With assistance from a city-funded program, the majority of City University of New York dropouts who reenrolled for a second opportunity at a college degree continue their education, according to university officials.
Out of those who took part in CUNY Reconnect, an effort that helps New Yorkers who have some college credits achieve their degrees, seven out of ten graduated or returned this fall. CUNY Reconnect is currently in its second year. CUNY officials are hoping that funding will be provided by the City Council to maintain the program.
- Advertisement -
Since the program’s inception, over 25,000 students have enrolled through it, contributing to the city’s public university system’s recovery after years of enrollment declines.

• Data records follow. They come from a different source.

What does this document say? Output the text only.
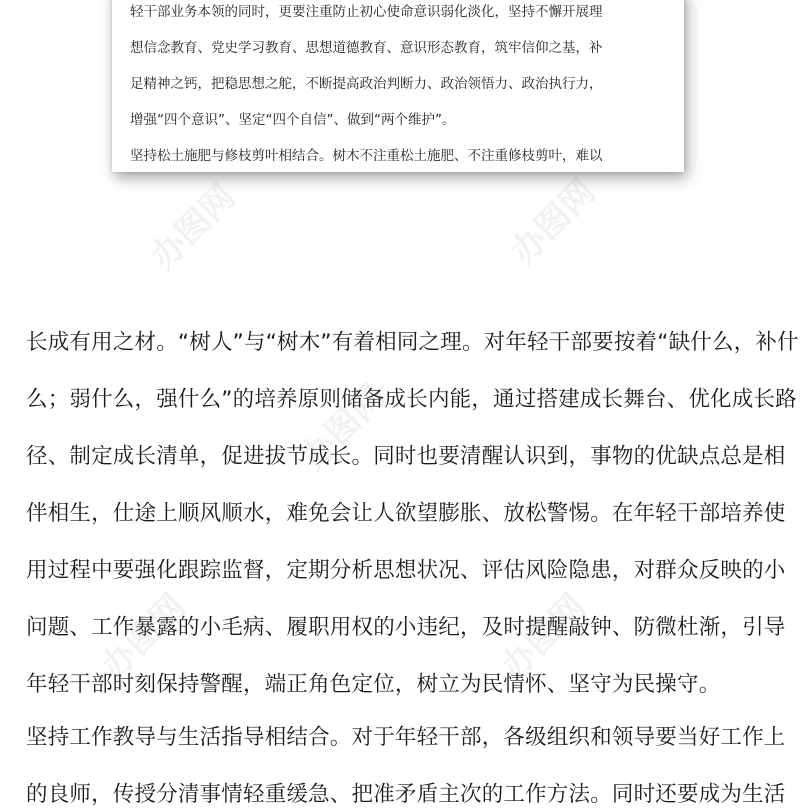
轻干部业务本领的同时，更要注重防止初心使命意识弱化淡化，坚持不懈开展理
想信念教育、党史学习教育、思想道德教育、意识形态教育，筑牢信仰之基，补
足精神之钙，把稳思想之舵，不断提高政治判断力、政治领悟力、政治执行力，
增强“四个意识”、坚定“四个自信”、做到“两个维护”。
坚持松土施肥与修枝剪叶相结合。树木不注重松土施肥、不注重修枝剪叶，难以
长成有用之材。“树人”与“树木”有着相同之理。对年轻干部要按着“缺什么，补什
么；弱什么，强什么”的培养原则储备成长内能，通过搭建成长舞台、优化成长路
径、制定成长清单，促进拔节成长。同时也要清醒认识到，事物的优缺点总是相
伴相生，仕途上顺风顺水，难免会让人欲望膨胀、放松警惕。在年轻干部培养使
用过程中要强化跟踪监督，定期分析思想状况、评估风险隐患，对群众反映的小
问题、工作暴露的小毛病、履职用权的小违纪，及时提醒敲钟、防微杜渐，引导
年轻干部时刻保持警醒，端正角色定位，树立为民情怀、坚守为民操守。
坚持工作教导与生活指导相结合。对于年轻干部，各级组织和领导要当好工作上
的良师，传授分清事情轻重缓急、把准矛盾主次的工作方法。同时还要成为生活
办图网	办图网
办图网
办图网	办图网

“It’s not enough to bring them in,” During a meeting of the City Council’s Committee on Higher Education on Thursday, Reine Sarmiento, the vice chancellor of enrollment management, stated.
“Our goal in Reconnect is to graduate them,” Sarmiento noted.
Every Reconnect student is matched with a “navigator,” who helps them with the re-enrollment process, provides virtual counseling during off-peak hours, and helps them find support programs like childcare or grants for forgiving debts related to loans, tuition, or other CUNY-related expenses.
According to Council estimates, the project that is supported by the city obtained a budget hike this year amounting to $1.4 million, or $5.8 million. The program is annually renewed by the mayor and City Council.
Sarmiento noted, “I know that budget cuts are coming and that difficult decisions will need to be made. But we have worked very hard to demonstrate the impact of CUNY Reconnect in our fine city, and we request your support in working with the mayor’s office.”
Grace Hamler is one of the New Yorkers who is gaining from the program. She discovered CUNY Reconnect while browsing on her phone. Although she wasn’t sure if the credits, she had previously earned at Hunter College would be sufficient to be eligible for Reconnect, she nonetheless gave a representative a call.
“I told him of my prior college experience that I hardly felt supported and that even so, life got in the way,” he remarked. “Today at age 72, I am on the verge of completing my first full semester.”
According to college authorities, more than 1,600 students who reenrolled under the program have graduated thus far.
Last week, CUNY inaugurated a welcome center at York College in Jamaica, Queens, where former students who want to return to school may speak with advisors about enrolling and other services. According to college administrators, a second location will likely open at the College of Staten Island in 2024.